For some, diagnosis is a relief. For others, it’s a complete shock, a bolt from the blue.
But whatever the case, a diagnosis can actually be a positive turning point in a child’s life.
A diagnosis is important, as it leads to funding and to interventions that, hopefully, help both the child and their family. It can lead to specialist care and meaningful accommodations. And most significantly, it can often lead to greater understanding and inclusion.
As your child grows up, learning about their own diagnosis can also lead to having a better understanding of who they are. It can open the door to a community of other people on the autism spectrum.
But there are also things that having a diagnosis does NOT mean.
It doesn’t mean that your child is any better or worse than they were the day before. It doesn’t mean that their future is any different from the way it was the day before.
Try to see diagnosis as a positive step forward and a way for you and your child to receive greater understanding and support.
It is very common to feel an overwhelming mix of emotions when there is a major event in your family’s life, like a new diagnosis. If you are struggling to move beyond this stage over time, it’s important that you seek good professional support for yourself. Please see our Medicare pages for more information.
Beyond professional guidance, there is also valuable support that can come from other parents and insights and reassurances from autistic adults.
There are many letters written to the families of newly diagnosed children, with both heartfelt and practical advice.
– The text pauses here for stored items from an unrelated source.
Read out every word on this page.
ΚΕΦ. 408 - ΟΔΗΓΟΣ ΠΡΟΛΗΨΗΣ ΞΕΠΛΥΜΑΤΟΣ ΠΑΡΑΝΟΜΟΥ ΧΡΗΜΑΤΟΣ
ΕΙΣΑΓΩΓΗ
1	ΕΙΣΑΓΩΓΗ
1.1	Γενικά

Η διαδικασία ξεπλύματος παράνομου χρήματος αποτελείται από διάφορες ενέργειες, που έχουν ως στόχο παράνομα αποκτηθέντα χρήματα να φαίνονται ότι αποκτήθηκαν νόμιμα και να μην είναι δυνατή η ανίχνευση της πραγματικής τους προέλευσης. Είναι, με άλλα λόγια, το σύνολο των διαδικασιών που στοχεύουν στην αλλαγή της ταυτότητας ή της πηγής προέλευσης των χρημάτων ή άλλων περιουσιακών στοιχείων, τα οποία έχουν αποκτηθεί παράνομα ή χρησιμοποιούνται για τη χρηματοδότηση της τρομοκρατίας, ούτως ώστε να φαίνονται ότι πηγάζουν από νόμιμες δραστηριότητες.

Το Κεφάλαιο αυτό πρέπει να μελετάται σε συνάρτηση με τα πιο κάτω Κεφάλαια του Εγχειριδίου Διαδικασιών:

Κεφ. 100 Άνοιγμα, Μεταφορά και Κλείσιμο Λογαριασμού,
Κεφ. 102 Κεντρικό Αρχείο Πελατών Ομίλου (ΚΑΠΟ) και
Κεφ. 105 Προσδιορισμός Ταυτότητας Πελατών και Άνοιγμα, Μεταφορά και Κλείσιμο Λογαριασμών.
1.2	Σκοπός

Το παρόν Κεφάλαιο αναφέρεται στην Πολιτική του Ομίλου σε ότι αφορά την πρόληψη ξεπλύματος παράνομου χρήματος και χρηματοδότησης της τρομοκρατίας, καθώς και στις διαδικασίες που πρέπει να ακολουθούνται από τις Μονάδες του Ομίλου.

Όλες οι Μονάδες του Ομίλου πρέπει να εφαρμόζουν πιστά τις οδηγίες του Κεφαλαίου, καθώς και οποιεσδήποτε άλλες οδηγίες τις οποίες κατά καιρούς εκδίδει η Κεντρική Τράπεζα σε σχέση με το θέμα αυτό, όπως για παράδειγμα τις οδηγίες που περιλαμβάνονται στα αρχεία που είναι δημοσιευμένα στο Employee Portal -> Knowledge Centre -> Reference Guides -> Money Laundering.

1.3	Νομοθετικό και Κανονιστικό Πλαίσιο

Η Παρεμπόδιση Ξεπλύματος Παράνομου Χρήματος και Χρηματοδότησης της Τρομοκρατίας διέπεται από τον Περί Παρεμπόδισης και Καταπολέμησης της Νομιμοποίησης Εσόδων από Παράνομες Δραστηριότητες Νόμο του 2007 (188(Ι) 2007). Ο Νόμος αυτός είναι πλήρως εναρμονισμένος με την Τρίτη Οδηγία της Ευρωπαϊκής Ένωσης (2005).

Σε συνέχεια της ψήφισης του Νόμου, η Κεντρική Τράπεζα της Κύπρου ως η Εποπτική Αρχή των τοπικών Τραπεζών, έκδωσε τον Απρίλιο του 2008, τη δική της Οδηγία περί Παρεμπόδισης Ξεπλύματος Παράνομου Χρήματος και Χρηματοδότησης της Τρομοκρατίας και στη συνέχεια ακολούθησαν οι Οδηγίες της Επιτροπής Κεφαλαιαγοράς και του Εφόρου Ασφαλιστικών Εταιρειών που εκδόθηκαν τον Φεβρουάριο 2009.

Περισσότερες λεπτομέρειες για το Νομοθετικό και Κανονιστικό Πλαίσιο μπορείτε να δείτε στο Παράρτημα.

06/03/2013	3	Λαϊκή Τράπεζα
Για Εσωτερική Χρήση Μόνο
We have included links to some of these in the helpful resources section below.
Some wise words from families who have been there before you:
“An autism diagnosis is just a label; nothing about your child has changed. The upside of the diagnosis, on the other hand, is that it allows your child to get critical services and support.”
“Try not to panic, or feel like you have to fix things right away. This is a lifelong journey, and progress will happen over time just as it does for any child.”
“Parenting will not be what you imagined; it will be harder than you’d hoped. Try to let go of your expectations and live in the present. In time you may come to find great purpose in this experience. I personally cannot imagine my life, or my son, without autism.”